S.Pri Noir (6) : Une prestation en demi-teinte pour zéro-zéro-S. Malgré un éclectisme certain dans sa discographie, il nous a d’abord interprété deux de ses sons les plus chiants sur une vibe chantonnante pas vraiment dans l’esprit du concert ni du public. Mais si on lui met 6, c’est bien parce que son dernier morceau a pas mal retourné la salle. Il nous quitte en lâchant le refrain de “Ma dope”, son feat avec Nekfeu, probablement dans le but de passer la fin de la soirée en bonne compagnie.

Espiiem (8) : Réussir à ambiancer autant une salle qui connaît aussi peu ses textes – certes complexes – relève du tour de force. Jamais hors temps, jamais à court de souffle, il impressionne plusieurs fois par des démonstrations de technique et de flow qui font chavirer la Cigale. Puis il finit en beauté par Suprématie, en feat avec Deen Burbigo, peut-être le moment le plus turn up de ce concert.
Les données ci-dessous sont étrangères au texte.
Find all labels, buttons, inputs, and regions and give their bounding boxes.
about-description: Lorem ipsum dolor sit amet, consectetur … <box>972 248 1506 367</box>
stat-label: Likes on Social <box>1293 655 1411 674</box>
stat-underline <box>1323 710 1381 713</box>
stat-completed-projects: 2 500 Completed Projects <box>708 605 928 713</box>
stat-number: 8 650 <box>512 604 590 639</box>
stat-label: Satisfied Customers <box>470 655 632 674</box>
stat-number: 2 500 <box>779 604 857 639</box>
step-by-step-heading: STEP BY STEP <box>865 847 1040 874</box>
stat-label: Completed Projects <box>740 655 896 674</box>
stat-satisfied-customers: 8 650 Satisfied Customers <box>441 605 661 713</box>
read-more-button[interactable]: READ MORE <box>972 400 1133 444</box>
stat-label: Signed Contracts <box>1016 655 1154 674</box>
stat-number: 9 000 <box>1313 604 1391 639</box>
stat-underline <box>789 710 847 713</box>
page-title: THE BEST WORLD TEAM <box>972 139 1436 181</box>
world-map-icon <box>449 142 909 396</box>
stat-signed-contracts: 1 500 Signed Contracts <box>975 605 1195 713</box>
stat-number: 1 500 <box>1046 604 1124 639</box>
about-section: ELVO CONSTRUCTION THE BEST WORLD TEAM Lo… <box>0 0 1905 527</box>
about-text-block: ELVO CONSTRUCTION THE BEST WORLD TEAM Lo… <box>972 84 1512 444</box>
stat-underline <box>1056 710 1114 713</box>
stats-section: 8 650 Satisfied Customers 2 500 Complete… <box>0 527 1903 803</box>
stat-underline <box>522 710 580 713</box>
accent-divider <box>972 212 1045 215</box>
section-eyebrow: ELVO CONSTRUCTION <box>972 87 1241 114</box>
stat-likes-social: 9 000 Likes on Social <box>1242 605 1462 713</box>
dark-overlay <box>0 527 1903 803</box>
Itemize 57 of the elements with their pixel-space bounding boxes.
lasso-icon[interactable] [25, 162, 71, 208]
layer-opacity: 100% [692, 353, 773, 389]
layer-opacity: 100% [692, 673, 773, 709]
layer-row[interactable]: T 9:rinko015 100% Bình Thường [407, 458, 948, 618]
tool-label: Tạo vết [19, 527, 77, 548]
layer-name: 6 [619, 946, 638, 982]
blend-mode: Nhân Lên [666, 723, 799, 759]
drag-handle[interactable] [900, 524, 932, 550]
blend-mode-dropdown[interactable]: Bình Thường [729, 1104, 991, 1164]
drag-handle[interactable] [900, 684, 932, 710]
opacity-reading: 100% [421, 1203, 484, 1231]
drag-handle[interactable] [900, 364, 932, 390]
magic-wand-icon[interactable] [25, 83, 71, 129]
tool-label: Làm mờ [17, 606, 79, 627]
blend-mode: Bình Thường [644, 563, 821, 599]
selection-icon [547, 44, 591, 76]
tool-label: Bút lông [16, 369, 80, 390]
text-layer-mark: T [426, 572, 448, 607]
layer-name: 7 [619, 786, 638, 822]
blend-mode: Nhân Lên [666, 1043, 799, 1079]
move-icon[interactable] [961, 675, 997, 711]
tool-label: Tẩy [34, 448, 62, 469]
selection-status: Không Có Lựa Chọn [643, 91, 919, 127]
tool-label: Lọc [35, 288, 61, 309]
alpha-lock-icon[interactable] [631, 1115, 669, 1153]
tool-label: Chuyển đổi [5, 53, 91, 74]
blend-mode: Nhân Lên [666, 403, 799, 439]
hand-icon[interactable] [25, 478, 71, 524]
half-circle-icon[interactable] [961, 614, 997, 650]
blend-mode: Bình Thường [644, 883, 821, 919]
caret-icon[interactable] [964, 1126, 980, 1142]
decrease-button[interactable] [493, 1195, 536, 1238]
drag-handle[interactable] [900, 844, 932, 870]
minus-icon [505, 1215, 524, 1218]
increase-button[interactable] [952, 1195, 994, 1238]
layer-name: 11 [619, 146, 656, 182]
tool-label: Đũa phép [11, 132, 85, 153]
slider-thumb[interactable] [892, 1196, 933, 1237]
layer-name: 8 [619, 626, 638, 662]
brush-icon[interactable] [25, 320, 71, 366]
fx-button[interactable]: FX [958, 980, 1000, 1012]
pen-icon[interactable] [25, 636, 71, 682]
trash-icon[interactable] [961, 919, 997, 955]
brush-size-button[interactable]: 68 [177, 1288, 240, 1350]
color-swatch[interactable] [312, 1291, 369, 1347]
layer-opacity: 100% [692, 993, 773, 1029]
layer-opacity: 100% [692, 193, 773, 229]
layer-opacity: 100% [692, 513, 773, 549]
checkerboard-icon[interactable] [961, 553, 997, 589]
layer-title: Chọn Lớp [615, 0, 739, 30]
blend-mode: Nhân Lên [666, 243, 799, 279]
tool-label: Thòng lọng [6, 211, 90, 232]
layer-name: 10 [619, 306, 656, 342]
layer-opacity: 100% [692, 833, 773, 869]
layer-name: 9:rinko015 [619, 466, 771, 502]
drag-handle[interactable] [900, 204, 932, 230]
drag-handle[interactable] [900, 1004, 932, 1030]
Deen Burbigo (7) : “BIGO!” a déjà le public acquis à sa cause en arrivant, c’est donc tout de suite plus facile, même si ça n’empêche pas de faire un petit hors-temps au détour d’un couplet – bien rattrapé cela dit. En même temps, à coups de gros sons et de feat avec Espiiem, on ambiance tellement le public qu’on finit par ne plus entendre l’instru. Toute une suprématie naissante à gérer (on attend toujours l’album par contre).

Jazzy Bazz (6) : Il débarque avec son backer et soss de toujours Esso, enchaîne 3 sons de son album P-Town (Joker, 3h33 et Les chemins), c’est propre, c’est net, c’est travaillé… Mais on s’emmerde un peu. A l’image de ses projets, la qualité est clairement au rendez-vous mais on ressort avec le sentiment de pas trop savoir quoi en retenir.

Lino/Ärsenik (9) : Loin, très loin au dessus du rap jeu. Il rappelle sans trop d’effort et avec une simplicité désarçonnante qu’Ärsenik fait partie des étoiles du rap français. Si la majorité des rappeurs versent sang et eau pour atteindre le haut niveau, pour Lino, quelques gouttes suffisent.

Oxmo Puccino (10) : Le Black Mafioso aura orchestré toute la soirée sans effort, en prosant simplement sur fond instrumental. On a même cru un instant, naïfs, qu’il s’en tiendrait là. Alors, quand il se laisse tenter par ses classiques, que vous soyez enfant seul ayant mal au mic ou hitman sans peur noire, il vous met comme sous sortilège. Quand le patron parle, on l’écoute ; surtout lorsqu’il ordonne : “Lève ton flingue, charge-le sois dingue !”.

Mention spéciale : The Hop

Jeune groupe de musiciens en pleine ascension, The Hop s’est chargé de la quasi-totalité des instrus de la soirée, aussi variées soient-elles, donnant ainsi une touche acoustique presque soul et jazz. Tel le joueur de piano-bar discret, qui ne demande pas grand chose mais qui rend plus belle ta soirée au restaurant. Quelle romance.